Comment on Comitis Capital announces the acquisition of Threema
vacuumflower@lemmy.sdf.org 2 weeks agoWell, if we relax and look at this from a different angle, for much of humanity’s history advantageous knowledge was hidden or limited from competition, and in many things it still is.
Except advantageous knowledge of chemistry for early cannons, for example, could be verified.
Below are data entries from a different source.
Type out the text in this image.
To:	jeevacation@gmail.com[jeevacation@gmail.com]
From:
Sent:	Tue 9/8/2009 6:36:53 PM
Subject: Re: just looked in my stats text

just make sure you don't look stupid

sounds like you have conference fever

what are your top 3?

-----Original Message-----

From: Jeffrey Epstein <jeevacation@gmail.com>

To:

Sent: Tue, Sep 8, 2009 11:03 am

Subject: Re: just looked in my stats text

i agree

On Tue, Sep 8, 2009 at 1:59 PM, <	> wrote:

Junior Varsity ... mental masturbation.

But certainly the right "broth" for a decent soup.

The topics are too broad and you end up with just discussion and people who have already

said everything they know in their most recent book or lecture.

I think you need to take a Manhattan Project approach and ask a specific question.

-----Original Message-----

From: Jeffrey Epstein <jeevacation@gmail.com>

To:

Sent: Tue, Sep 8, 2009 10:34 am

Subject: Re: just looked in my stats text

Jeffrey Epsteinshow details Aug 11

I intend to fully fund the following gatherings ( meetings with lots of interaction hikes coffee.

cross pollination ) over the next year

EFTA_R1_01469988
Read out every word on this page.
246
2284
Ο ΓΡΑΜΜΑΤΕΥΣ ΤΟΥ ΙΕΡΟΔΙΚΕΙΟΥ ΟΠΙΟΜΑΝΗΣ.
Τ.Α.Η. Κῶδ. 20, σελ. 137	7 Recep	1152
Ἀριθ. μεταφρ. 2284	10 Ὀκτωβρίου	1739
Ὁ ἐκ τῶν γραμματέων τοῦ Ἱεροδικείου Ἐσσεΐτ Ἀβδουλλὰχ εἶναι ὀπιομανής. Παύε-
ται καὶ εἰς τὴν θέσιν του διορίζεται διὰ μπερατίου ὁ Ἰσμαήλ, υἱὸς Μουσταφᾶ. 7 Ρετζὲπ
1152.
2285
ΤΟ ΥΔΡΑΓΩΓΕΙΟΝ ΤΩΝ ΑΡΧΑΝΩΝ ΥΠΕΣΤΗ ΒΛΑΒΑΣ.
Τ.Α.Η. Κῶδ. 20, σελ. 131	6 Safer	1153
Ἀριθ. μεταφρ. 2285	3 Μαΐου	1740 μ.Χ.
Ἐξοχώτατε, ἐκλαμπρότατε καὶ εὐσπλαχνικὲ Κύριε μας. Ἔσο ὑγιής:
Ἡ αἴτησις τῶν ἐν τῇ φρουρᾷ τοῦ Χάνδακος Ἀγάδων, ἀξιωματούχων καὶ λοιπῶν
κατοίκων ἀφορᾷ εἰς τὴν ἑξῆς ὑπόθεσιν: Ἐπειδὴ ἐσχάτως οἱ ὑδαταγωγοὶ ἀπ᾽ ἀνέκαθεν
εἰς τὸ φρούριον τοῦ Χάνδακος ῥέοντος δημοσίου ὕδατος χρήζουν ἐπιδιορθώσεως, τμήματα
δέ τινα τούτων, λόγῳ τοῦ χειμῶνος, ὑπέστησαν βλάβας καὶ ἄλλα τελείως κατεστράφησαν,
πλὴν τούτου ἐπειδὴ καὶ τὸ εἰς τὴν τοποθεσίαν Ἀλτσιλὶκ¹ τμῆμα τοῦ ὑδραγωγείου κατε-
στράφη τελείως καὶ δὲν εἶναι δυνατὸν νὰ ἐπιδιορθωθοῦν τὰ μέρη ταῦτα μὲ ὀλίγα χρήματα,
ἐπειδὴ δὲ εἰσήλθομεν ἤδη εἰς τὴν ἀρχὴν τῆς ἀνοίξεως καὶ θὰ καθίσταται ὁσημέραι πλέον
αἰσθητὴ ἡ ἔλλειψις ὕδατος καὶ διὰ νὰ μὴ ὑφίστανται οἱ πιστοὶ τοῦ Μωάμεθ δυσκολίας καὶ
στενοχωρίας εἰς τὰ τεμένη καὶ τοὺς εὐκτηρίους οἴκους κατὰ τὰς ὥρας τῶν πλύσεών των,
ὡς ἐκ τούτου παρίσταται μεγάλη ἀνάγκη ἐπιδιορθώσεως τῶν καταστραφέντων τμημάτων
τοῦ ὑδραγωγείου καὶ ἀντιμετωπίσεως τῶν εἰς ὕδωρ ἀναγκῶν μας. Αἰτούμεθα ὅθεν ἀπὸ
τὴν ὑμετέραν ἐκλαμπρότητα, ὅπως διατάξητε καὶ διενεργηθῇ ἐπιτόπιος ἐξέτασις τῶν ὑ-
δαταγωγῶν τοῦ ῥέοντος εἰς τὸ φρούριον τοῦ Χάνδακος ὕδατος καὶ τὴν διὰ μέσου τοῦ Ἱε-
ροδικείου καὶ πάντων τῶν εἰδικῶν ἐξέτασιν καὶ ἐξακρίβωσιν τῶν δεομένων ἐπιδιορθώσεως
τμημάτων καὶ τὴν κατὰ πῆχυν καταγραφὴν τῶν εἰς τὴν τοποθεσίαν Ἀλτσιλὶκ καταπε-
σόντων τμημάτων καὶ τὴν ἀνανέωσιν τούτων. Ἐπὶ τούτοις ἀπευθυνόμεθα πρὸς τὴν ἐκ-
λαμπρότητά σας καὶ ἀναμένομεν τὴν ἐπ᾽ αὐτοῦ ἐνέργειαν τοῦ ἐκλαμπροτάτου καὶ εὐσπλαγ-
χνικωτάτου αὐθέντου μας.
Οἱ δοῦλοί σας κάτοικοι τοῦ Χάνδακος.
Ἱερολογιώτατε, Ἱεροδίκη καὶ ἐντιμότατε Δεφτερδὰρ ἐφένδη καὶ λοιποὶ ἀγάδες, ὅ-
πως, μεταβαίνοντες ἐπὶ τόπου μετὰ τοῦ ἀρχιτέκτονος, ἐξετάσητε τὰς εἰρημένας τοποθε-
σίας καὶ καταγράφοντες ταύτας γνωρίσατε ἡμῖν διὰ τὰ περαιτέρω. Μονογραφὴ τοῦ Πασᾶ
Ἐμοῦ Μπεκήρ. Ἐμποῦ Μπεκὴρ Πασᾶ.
Better gunpowder.
This - can’t.
PierceTheBubble@lemmy.ml 2 weeks ago
Still, if the service is supposed to be security and privacy-oriented, how about you make the source-code available, so users can verify this for themselves?
vacuumflower@lemmy.sdf.org 2 weeks ago
Well, again, taking an unpopular but valid point of view - how good it really is to have the source code for finding vulnerabilities? Is it really harder to hide an intentional backdoor in the source code in plain sight than it is in something that’s only distributed in binaries? I have no relevant experience, but I’ve listened to a lecture by someone from Kaspersky lab saying that.
Having commonly available source code is good for development and learning of functionality of something, but security flaws have that subgroup of backdoors.
PierceTheBubble@lemmy.ml 2 weeks ago
If open-source, a lot more eyes could be on it, and therefore the chances of intentionally implemented vulnerabilities, by Threema itself, would have a higher chance of being noticed before able to be exploited, by both hackers and Threema (partners).
vacuumflower@lemmy.sdf.org 2 weeks ago
On the source code. Absolutely the same amount of eyes on the binary.
Anyway, there’s a joke (by Linus Torvalds, I think, but maybe I am wrong) that most of the eyes that could look at the code are attached to hands typing the thing about “more eyes”.
Source code being available is obviously beneficial for learning how a program works as a whole, or participating in its development, obviously, but for finding things hidden I’m not sure.